Summary: The change in the bread and wine is not physically manifest; that means we have to show the change in our lives.
Feast of Corpus Christi
14 June 2009
Urgent and important truths are often expressed in two words: heart attack, new-improved, te amo, you’re fired. The words have impact because they are engaging and brief. They grab our attention and focus it on the reality. They make us aware of some important change, maybe even a life-altering one.
Today’s readings, too, can be summarized in three two-word phrases: we agree; New Covenant, Corpus Christi. Each of these words has an impact because they engage our spirits, souls and bodies, grab our attention and make us aware of a life-altering change.
Walt Disney is given credit for an important one-liner: change is inevitable; growth is optional. Nancy Adler likens the challenge implied in this truth to a hot-air balloon ready for flight. The only thing preventing the balloonist’s soaring into the air is the load of sand ballast holding it down. We say we want to fly higher, to reach new physical, moral or spiritual perfections, but we hesitate to take the risk of putting aside old, growth-impeding habits. We fear to let go of the sand that binds us to the old ways, the old comforts. Change is inevitable, but it is also threatening, particularly if we don’t trust the ones with whom we are flying.
Here are the people of Israel, six weeks after being delivered from the power of Pharaoh, hearing the words of the covenant: worship the one God alone, keep the Lord’s day, honor your parents, thou shalt not kill, thou shalt not commit adultery. . . They had seen the Lord’s deeds of power in their favor. What did He want from them in return? Love God and be fair to their family. Of course they said “we agree.” The covenant with Abraham would be fulfilled by the people of Moses–they thought.
But in short order they were worshiping the false gods of the lands they traveled through: the Baal of Peor, with his obscene rituals. And they lusted and stole and murdered, even when they attained the land of promise. Over and over again God forgave them and rescued them from their dozens of enemies. And over and over again they fell back into their evil habits–idolatry, infanticide, adultery and despoiling their land. So God threw them out of the land He had given them. But this change, this awful loss, could also mean growth and renewal.

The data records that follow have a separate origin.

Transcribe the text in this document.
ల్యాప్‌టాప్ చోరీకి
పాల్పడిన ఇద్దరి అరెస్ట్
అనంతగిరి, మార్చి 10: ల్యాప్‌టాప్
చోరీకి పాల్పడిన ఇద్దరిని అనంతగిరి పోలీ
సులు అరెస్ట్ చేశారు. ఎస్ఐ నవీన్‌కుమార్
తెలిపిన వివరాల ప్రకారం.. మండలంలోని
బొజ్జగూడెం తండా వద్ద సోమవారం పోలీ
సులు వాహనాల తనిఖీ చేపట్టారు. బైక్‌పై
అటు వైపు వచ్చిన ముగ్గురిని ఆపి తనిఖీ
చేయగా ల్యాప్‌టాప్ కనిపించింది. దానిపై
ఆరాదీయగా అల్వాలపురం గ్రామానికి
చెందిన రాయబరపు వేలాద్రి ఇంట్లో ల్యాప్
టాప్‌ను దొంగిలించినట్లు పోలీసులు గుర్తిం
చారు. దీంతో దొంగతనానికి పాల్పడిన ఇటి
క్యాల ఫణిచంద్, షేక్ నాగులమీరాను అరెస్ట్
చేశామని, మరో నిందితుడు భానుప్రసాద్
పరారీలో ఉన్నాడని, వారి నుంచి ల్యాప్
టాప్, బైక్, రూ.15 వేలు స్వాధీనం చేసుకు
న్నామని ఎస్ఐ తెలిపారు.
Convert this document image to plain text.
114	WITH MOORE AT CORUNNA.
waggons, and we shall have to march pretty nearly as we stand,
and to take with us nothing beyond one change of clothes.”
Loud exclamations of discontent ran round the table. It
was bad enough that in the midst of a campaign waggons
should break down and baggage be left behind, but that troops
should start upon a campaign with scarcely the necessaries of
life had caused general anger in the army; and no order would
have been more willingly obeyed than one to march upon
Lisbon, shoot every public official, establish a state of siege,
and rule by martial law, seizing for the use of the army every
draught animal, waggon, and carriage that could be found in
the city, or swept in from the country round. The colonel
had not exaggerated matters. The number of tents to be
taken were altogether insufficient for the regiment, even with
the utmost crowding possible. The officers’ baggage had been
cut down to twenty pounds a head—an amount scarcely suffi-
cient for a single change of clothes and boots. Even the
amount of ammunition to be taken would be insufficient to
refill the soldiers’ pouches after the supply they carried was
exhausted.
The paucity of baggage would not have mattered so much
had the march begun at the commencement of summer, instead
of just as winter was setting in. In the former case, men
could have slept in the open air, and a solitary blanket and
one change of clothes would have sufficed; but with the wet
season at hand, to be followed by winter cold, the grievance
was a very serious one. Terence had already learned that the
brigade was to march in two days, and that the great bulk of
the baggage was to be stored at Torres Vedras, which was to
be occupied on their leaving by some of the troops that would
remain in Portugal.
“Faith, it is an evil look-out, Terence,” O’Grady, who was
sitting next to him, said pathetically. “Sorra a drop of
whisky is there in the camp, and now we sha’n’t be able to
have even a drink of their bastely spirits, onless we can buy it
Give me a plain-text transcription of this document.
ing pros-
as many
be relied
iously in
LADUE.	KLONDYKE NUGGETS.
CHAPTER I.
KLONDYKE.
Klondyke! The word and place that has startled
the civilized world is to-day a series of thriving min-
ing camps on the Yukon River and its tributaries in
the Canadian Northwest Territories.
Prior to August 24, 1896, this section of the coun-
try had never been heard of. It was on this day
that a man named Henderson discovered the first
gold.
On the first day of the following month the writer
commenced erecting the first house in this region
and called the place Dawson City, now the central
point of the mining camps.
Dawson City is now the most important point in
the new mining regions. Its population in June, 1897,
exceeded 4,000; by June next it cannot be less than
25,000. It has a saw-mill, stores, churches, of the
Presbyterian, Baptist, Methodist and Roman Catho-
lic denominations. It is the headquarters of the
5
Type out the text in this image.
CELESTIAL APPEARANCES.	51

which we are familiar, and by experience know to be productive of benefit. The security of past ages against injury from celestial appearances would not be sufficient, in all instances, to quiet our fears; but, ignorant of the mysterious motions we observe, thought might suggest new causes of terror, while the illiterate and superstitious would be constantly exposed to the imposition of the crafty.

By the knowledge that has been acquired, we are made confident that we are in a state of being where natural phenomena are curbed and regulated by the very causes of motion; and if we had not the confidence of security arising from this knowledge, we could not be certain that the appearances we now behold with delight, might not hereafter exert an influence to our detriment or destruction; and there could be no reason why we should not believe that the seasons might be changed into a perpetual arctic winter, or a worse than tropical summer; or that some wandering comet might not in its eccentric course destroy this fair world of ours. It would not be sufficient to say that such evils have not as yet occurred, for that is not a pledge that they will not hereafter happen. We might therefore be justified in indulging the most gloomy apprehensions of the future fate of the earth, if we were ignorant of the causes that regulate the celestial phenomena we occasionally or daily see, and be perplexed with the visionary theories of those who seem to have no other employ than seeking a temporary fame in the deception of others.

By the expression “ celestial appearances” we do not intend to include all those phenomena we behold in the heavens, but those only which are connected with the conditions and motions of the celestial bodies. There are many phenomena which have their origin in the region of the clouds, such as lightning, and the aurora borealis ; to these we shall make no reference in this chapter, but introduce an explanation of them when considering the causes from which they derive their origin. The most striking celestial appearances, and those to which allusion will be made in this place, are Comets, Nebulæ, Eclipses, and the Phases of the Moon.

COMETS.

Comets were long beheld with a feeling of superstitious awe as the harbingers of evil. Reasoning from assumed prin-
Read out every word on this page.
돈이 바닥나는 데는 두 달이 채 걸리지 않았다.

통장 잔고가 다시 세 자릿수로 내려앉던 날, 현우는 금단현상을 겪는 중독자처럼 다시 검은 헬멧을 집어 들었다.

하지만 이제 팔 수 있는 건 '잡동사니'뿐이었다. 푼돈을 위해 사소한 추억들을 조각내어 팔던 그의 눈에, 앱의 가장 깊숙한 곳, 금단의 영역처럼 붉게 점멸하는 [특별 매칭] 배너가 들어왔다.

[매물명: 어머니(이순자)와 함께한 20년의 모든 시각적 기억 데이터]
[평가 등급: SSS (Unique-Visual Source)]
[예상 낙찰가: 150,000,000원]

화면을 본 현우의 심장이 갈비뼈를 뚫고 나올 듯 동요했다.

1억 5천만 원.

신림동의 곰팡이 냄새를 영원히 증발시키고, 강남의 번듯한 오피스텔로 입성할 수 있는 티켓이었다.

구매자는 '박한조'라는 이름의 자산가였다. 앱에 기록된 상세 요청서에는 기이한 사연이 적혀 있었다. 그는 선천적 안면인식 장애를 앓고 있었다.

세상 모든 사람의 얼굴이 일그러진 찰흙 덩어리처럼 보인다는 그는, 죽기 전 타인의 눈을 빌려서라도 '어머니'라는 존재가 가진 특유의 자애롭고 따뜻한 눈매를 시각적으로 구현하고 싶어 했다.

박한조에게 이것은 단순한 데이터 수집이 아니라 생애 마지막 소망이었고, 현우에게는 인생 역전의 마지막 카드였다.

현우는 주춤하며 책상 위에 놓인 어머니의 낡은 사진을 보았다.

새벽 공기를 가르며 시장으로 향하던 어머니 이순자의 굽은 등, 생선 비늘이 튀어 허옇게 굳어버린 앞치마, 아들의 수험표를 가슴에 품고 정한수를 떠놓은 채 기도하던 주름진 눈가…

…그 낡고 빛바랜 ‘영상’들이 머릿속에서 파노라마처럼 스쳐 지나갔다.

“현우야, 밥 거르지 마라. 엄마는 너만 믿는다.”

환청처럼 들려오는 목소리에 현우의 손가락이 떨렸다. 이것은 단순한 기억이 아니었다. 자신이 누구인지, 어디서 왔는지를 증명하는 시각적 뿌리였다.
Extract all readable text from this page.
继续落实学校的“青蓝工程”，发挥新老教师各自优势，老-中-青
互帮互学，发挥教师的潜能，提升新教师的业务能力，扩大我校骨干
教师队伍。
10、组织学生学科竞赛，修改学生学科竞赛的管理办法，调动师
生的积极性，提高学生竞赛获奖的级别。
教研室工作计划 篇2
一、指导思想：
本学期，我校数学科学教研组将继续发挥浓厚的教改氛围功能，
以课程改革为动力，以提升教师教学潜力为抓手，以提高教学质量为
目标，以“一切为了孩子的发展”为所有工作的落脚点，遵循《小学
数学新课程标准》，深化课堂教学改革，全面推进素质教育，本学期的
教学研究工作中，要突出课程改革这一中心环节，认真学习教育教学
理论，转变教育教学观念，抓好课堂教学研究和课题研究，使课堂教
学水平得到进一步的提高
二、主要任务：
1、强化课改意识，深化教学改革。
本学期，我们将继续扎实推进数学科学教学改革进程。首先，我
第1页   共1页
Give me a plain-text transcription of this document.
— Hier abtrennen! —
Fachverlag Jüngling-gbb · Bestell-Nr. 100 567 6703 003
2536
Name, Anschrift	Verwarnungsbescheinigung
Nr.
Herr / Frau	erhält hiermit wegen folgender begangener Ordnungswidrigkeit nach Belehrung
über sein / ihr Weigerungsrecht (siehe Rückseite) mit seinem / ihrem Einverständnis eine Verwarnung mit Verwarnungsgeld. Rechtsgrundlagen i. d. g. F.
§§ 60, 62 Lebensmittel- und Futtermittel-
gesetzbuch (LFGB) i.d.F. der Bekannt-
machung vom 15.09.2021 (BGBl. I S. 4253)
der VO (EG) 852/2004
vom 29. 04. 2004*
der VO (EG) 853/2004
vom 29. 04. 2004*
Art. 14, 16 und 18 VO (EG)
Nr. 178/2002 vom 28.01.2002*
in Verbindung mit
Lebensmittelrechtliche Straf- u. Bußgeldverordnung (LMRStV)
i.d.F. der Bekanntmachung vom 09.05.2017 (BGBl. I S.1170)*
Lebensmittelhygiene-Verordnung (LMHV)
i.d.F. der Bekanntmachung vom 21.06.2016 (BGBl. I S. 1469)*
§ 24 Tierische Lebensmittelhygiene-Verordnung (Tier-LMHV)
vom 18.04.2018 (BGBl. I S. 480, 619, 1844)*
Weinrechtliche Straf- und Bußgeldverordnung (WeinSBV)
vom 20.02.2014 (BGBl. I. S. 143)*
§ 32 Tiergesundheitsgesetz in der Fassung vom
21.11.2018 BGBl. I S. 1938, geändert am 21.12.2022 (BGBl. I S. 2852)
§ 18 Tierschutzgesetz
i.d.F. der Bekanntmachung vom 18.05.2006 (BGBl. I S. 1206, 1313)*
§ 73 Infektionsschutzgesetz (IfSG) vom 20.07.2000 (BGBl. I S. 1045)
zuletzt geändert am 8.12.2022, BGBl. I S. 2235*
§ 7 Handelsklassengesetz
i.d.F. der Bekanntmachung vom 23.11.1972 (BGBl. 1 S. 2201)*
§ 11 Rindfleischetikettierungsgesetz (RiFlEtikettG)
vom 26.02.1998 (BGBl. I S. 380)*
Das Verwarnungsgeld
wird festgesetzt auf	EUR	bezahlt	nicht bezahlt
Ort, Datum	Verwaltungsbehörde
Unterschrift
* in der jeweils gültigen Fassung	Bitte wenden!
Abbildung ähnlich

Ezekiel, singing his prophecy in the place of exile, promised that there would be a New Covenant, and that the new Law would not be written on tablets of stone, but on the living tablet of the human heart. That Law, as always a law of loving God and loving neighbor, reached perfect fulfillment in Jesus Christ, whose human heart completely loved the Father and loved us so much He gave His life for us. We had broken the covenant and deserved death, but He–the God made man–took on the burden of our sin and paid the ultimate price in His own blood. This is the blood of the New Covenant, the blood shed on the cross for every man, woman and child’s redemption. The inevitable change of death meant that for those who latch onto Jesus’s death, our physical death is changed into victory.
The Body broken once for us, the Blood poured out once for us, is still a living reality. On the night before He suffered, the God-made-man, Jesus Christ, celebrated Passover early with His extended human family. The Passover bread became the Bread of Life; the fourth cup of Passover contained His Precious Blood under the appearance of wine. He told the disciples to take and eat; take and drink, and he told his apostles–his first bishops–to continue to celebrate that sacrifice in His memory. Corpus Christi–the Body of Christ. Sangre di Cristo–the Blood of Christ. We latched onto His death when we were baptized and confirmed. But, weakened as we are by original sin and the surrounding culture of death, we sin after that first rebirth. So this sacrifice, this sacrament of initiation, Holy Communion, is given to us so that we can experience a new cleansing of our little, daily sins, a renewal, a spiritual growth.
Sometimes we look at the host and drink from the cup and wonder “what change?” The physical appearances–color, taste, feel, scent–are all the same before and after the Eucharistic prayer. The first communicant, who still believes in things he or she can’t see, taste, feel and smell, like flying reindeer, rabbits who leave candy at Easter, and parents who know everything, has little trouble believing in the divine magic of the Mass. In adolescence, however, many discard belief in anything that can’t be sensed. They even question what their parents say, so also question what the Church teaches. “I don’t see a change, so how can I believe that what was bread and wine at the beginning of Mass is now the Body and Blood of Christ?” Many, many adult Catholics never outgrow that skepticism. We know from recent surveys that the largest religious group in the United States–30 million–is the collection of ex-Catholics. That’s a terrible loss, mostly to those who no longer take the Body and Blood of Christ each week, but almost as terrible for the rest of us who lose their fellowship.